Juliane Köhler (born 6 August 1965) is a German theatre, television and film actress. She was born in Göttingen to a puppeteer. During the period from 1985 to 1988, she studied under Uta Hagen in New York City and attended HB Studio. She also received ballet instruction in Munich. Since her first appearance at Hanover's Lower Saxon State Theatre in 1988, she has regularly appeared in German theatre productions. She performed in an ensemble cast of the Bavarian State Theatre during 1993–1997. She left the company because her filming of Aimée & Jaguar interfered with rehearsals for a production of Das Käthchen von Heilbronn. She later returned to Munich to participate with the Munich Kammerspiele.

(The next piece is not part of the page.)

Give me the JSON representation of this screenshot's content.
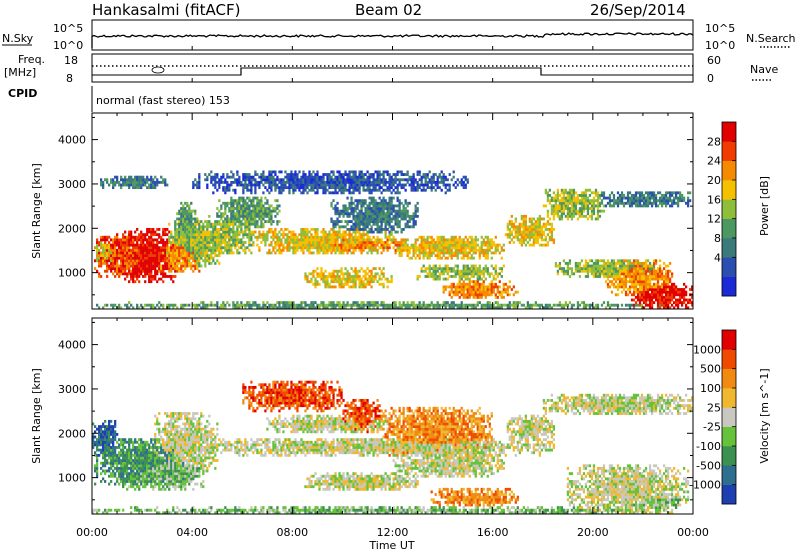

She has starred in the 1999 film Aimée & Jaguar (as Lilly Wust, or Aimée); the 2001 film Nowhere in Africa (as Jettel Redlich); the 2004 film Downfall (as Eva Braun); the 2008 film Haber as Clara, the wife of Fritz Shimon Haber; Christina in Eden Is West (2009) and starred in Two Lives (2012) as Katrine Evensen Myrdal.

==Selected filmography==

| Year | Title | Role | Notes |
| 1998 | Aimée & Jaguar | Lilly Wust |  |
| 1999 | Annaluise & Anton | Bettina Pogge |  |
| 2001 | Nowhere in Africa | Jettel Redlich |  |
| 2004 | Downfall | Eva Braun |  |
| 2006 | Life Actually [de] | Katharina Krüger |  |
| 2008 | A Woman in Berlin | Elke |  |
| Adam Resurrected |  |  |
| Haber | Clara Haber |  |
| 2009 | Eden Is West |  |  |
| 2010 | A Quiet Life |  |  |
| 2011 | Promising the Moon [de] | Sofia Schleier |  |
| 2012 | Two Lives | Katrine Evensen Myrdal |  |
| 2016 | The King's Choice | Diana Müller |  |
| 2021 | France | Mme Arpel | Post-production |

==Awards==

- 1998 Bavarian Film Award for Best Actress, Aimée & Jaguar.
- 1999 49th Berlin International Film Festival - Silver Bear for Best Actress
- 2014 Two Lives was Germany's official submission to the Best Foreign Language Film category of the 86th Academy Awards in 2014.